Al Capone tutukluluğunun ilk yılını Atlanta hapishanesinde geçirdi ve 1934'te Alcatraz adasındaki "The Rock" olarak bilinen hapishaneye transfer edildi ve beş yıl sonra neredeyse çaresiz ve ölüme mahkum bir hasta olarak serbest bırakıldı. New York'ta gençlik yıllarının kaygısız yıllarında yakalandığı frenginin tedavi edilmemesi sonucu sağlığını kaybeden Dr. Kısa bir süre sonra yapılan yeniden yargılama sonucunda Capone'un deli olduğu ilan edildi ve kendi ailesinin vesayeti altına alındı. Aynı zamanda, ona sadık kalan Chicagolu gangsterler, uzun yıllar süren aramaların ardından sonunda adını değiştiren ve Capone'un uzun süredir düşmanını kendi arabasında vahşice öldüren Eddie O'Hare'i buldu. Yaşlı Capone bu zamana kadar tamamen zayıflamıştı ve eski imparatorluğun yeniden kurulması söz konusu bile olamazdı ve birkaç gangster arkadaşı birkaç yıl boyunca düzenli olarak hasta Don'larını ziyaret etmeye ve "on merkezi mağazanın ele geçirilmesi" hakkında hayali hikayeler anlatmaya devam etmelerine rağmen ” ve “Amerika'nın suç ailelerinin başkanlarından saygılı bir mesaj” ve özellikle eski muhasebecinin bu şekilde kazandığı milyonların hayali bir hesabını tutması nedeniyle, Chicago'nun tamamen zayıflamış kralının sonu çoktan yaklaşmıştı.

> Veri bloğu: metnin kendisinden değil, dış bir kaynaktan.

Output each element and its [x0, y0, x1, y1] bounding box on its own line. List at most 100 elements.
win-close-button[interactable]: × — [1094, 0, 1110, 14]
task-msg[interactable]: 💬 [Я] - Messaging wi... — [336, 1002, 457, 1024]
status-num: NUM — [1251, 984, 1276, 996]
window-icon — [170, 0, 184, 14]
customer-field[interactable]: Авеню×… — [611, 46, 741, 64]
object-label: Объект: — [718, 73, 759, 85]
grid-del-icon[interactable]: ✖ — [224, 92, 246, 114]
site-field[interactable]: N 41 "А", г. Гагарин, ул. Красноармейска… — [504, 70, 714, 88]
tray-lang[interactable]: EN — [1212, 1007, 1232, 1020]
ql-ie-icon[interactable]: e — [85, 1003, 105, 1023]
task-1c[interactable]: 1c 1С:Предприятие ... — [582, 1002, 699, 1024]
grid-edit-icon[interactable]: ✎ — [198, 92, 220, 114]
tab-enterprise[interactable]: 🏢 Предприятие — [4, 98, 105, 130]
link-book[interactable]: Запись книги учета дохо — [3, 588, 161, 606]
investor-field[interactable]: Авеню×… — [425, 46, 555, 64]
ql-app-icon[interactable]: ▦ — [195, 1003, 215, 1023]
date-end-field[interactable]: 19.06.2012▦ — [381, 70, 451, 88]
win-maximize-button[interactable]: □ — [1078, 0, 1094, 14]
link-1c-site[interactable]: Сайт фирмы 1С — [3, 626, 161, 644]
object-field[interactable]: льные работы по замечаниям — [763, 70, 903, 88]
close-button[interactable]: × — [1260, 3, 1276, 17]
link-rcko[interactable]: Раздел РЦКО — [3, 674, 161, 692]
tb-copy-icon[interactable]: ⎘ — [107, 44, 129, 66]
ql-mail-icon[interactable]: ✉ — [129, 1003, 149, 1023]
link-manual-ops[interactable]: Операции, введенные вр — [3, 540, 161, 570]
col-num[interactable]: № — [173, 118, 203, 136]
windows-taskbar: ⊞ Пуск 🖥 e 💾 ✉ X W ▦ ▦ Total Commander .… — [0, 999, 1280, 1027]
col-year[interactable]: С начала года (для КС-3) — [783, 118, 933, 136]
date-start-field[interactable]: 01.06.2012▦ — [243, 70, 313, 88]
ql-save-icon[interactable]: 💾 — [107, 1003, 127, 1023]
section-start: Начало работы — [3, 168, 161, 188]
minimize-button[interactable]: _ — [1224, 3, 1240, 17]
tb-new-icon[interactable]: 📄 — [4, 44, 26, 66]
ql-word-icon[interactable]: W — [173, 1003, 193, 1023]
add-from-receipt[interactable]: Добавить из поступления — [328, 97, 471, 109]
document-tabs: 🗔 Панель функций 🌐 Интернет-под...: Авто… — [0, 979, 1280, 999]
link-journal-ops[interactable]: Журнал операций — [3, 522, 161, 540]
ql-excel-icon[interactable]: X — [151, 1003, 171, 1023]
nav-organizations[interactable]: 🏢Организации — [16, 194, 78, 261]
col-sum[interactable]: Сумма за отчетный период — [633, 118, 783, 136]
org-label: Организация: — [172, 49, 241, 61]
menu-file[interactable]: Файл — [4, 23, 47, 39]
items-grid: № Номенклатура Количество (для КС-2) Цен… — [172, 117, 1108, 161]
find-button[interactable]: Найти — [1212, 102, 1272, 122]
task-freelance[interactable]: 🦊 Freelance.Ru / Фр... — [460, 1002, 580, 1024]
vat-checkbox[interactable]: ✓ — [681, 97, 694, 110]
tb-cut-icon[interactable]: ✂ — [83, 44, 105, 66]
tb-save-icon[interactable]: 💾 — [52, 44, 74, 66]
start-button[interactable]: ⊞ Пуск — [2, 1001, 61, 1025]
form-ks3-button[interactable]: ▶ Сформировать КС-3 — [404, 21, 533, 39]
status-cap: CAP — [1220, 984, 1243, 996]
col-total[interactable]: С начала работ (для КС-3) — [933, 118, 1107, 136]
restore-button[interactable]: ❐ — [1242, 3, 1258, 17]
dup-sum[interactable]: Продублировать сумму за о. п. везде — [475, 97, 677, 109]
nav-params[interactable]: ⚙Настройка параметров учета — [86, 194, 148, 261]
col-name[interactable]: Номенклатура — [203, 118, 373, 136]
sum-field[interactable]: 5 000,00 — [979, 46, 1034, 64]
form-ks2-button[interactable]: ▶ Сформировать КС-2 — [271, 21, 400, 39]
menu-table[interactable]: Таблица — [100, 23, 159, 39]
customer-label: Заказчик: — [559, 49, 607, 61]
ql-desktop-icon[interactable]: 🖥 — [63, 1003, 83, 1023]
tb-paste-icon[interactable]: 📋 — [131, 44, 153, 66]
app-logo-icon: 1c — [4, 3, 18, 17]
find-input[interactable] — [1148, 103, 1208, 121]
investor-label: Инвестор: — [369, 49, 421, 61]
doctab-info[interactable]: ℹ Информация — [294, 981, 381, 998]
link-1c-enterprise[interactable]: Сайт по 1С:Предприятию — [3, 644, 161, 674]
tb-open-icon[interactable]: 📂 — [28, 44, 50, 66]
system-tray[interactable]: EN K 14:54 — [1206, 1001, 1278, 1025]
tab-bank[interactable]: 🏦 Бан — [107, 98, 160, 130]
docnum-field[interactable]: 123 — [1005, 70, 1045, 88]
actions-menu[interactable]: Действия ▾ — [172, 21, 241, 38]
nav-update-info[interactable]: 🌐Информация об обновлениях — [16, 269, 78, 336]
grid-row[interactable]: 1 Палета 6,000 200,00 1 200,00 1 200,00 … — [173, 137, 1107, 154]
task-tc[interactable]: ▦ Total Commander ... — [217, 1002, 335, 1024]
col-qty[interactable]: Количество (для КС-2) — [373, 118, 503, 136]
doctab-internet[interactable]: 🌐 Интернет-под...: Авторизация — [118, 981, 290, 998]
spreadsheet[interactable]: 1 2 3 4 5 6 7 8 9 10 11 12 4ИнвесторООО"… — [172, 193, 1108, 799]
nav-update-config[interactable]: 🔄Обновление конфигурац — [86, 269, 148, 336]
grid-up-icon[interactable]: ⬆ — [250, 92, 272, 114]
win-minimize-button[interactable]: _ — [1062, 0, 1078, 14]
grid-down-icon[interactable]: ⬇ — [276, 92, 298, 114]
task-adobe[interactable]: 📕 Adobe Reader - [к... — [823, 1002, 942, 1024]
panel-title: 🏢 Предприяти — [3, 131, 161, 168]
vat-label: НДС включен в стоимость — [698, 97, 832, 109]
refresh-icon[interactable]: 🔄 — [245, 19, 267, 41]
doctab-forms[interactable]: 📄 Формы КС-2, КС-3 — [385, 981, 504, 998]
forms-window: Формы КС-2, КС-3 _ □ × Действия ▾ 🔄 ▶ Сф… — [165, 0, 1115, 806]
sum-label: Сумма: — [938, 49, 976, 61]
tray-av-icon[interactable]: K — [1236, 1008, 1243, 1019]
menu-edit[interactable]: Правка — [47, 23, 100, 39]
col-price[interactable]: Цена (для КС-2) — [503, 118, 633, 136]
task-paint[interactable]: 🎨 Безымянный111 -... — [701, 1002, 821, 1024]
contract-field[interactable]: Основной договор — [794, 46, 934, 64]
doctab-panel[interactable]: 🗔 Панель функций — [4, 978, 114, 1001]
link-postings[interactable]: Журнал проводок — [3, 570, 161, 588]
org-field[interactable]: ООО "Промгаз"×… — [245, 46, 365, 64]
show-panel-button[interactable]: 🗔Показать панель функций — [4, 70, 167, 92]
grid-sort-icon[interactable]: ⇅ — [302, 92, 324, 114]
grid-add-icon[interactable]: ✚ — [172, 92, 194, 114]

Ocak 1947'de Alfonso Capone, büyük bir beyin kanaması sonucu öldü. Cesedi Florida'dan Chicago'ya nakledildi ve burada hemen makineli tüfeklerle silahlanmış birkaç düzine gangsterin koruması altına girdi: Capone, ölümünden sonra bile Amerikan yeraltı dünyasının lejyonlarına komuta etmeye devam etti. Kapalı cenaze töreninin ardından eski kral Chicago, ailenin isteği üzerine, efsanevi gangsterin bugüne kadar dinlendiği mütevazı bir mezar taşının altına gömüldü.